Similarly, the ALJ's decision to reject the opinion of Dr. Rosenburg contained in the application for a handicapped parking placard and afford it little weight is supported by substantial evidence in the record. A conclusory checkbox form like the application filled out by Dr. Rosenburg is entitled to little, if any, weight. See Anderson v. Astrue, 696 F.3d 790, 794 (8th Cir. 2012); Wildman v. Astrue, 596 F.3d 959, 964 (8th Cir. 2010); see also Taylor v. Astrue, No. 7:10-CV-149-FL, 2011 WL 2669290, at *4 (E.D. N.C. Jul. 7, 2011); Nazelrod v. Astrue, Civil Action No. BPG-09-0636, 2010 WL 3038093, at *5 (D. Md. Aug. 2, 2010). And as the ALJ properly determined, the medical evidence in the record did not support the conclusory findings in the checkbox form. (T. 22.) Based upon a review of the evidence in the record and the relevant legal authority, the Court finds that the ALJ did err in assigning little to no weight to the applications signed by Dr.
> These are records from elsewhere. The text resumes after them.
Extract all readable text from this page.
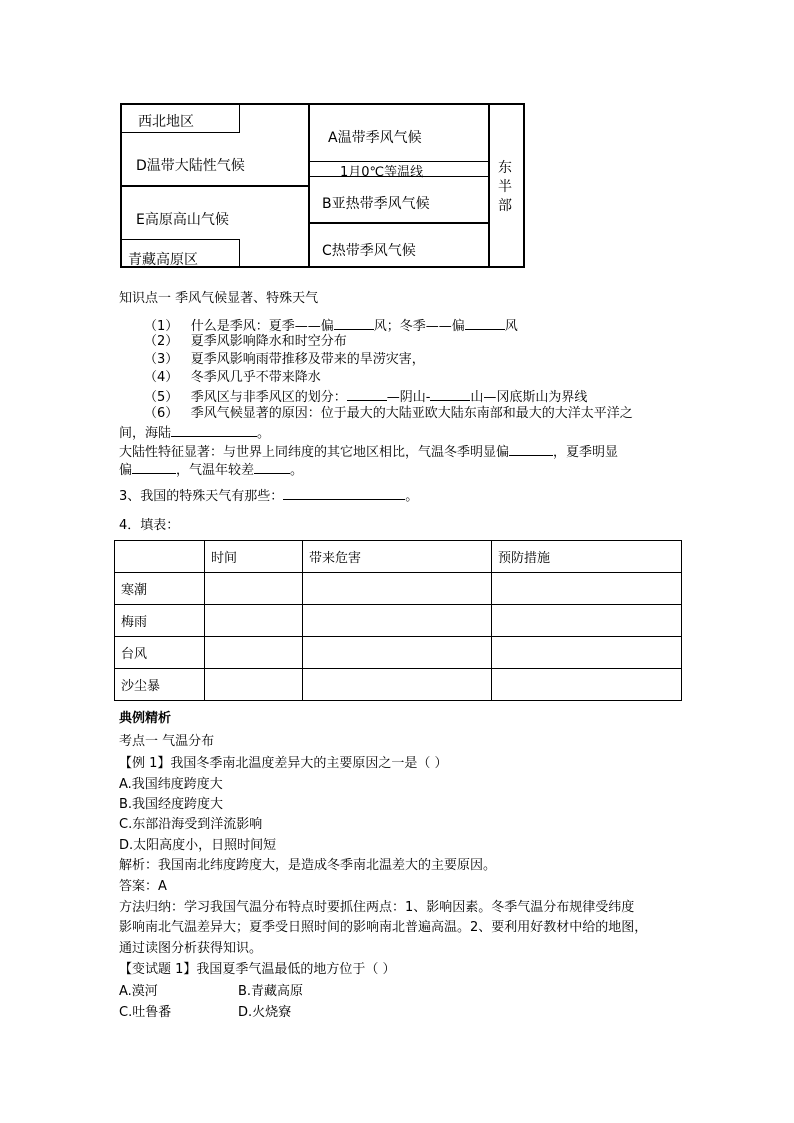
西北地区
D温带大陆性气候
E高原高山气候
青藏高原区
A温带季风气候
1月0℃等温线
B亚热带季风气候
C热带季风气候
东
半
部
知识点一 季风气候显著、特殊天气
（1） 什么是季风：夏季——偏	风；冬季——偏	风
（2） 夏季风影响降水和时空分布
（3） 夏季风影响雨带推移及带来的旱涝灾害，
（4） 冬季风几乎不带来降水
（5） 季风区与非季风区的划分：	—阴山-	山—冈底斯山为界线
（6） 季风气候显著的原因：位于最大的大陆亚欧大陆东南部和最大的大洋太平洋之
间，海陆	。
大陆性特征显著：与世界上同纬度的其它地区相比，气温冬季明显偏	，夏季明显
偏	，气温年较差	。
3、我国的特殊天气有那些：	。
4．填表：
	时间	带来危害	预防措施
寒潮			
梅雨			
台风			
沙尘暴			
典例精析
考点一 气温分布
【例 1】我国冬季南北温度差异大的主要原因之一是（ ）
A.我国纬度跨度大
B.我国经度跨度大
C.东部沿海受到洋流影响
D.太阳高度小，日照时间短
解析：我国南北纬度跨度大，是造成冬季南北温差大的主要原因。
答案：A
方法归纳：学习我国气温分布特点时要抓住两点：1、影响因素。冬季气温分布规律受纬度
影响南北气温差异大；夏季受日照时间的影响南北普遍高温。2、要利用好教材中给的地图，
通过读图分析获得知识。
【变试题 1】我国夏季气温最低的地方位于（ ）
A.漠河	B.青藏高原
C.吐鲁番	D.火烧寮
Rosenburg.

D. The ALJ Properly Developed the Record

The ALJ is required "to explore all relevant facts and inquire into the issues necessary for adequate development of the record..." Cook v. Heckler, 783 F.2d 1168, 1173 (4th Cir. 1986). The Commissioner also has the responsibility of developing the complete medical history for the claimant. 20 C.F.R. § 404.1512(d); 20 C.F.R. § 416.912(d). "Where the ALJ fails in his duty to fully inquire into the issues necessary for adequate development of the record, and such failure is prejudicial to the claimant, the case should be remanded." Marsh v. Harris, 632 F.2d 296, 300 (4th Cir. 1980).

Plaintiff contends that the ALJ erred by failing to fully and fairly develop the record because the ALJ did not obtain a consultative examination on the question of Plaintiff's mental condition. Plaintiff's argument is without merit. The record before the ALJ was sufficiently complete for the ALJ to render a decision as to whether Plaintiff was disabled; the ALJ did not fail in his duty to adequately develop the record. The medical records were complete and the ALJ's decision that Plaintiff did not have a severe mental impairment was supported by substantial evidence in the record. The ALJ had no duty to develop the record further with regard to any mental condition of Plaintiff, and remand is not required for the ALJ to more fully develop the record in this case.

VI. Conclusion

The Court RECOMMENDS that the District Court GRANT the Commissioner's Motion for Summary Judgment [# 13], DENY Plaintiff's Motion for Summary Judgment [# 8], and AFFIRM the Commissioner's decision.

Time for Objections

The parties are hereby advised that, pursuant to 28, United States Code, Section 636(b)(1)(c), and Rule 72, Federal Rules of Civil Procedure, written objections to the findings of fact, conclusions of law, and recommendation contained herein must be filed within fourteen (14) days of service of same. Responses to the objections must be filed within fourteen (14) days of service of the objections. Failure to file objections to this Memorandum and Recommendation with the district court will preclude the parties from raising such objections on appeal. Thomas v. Arn, 474 U.S. 140 (1985), reh'g denied, 474 U.S. 1111 (1986); United States v. Schronce, 727 F.2d 91 (4th Cir. 1984), cert. denied, 467 U.S. 1208 (1984).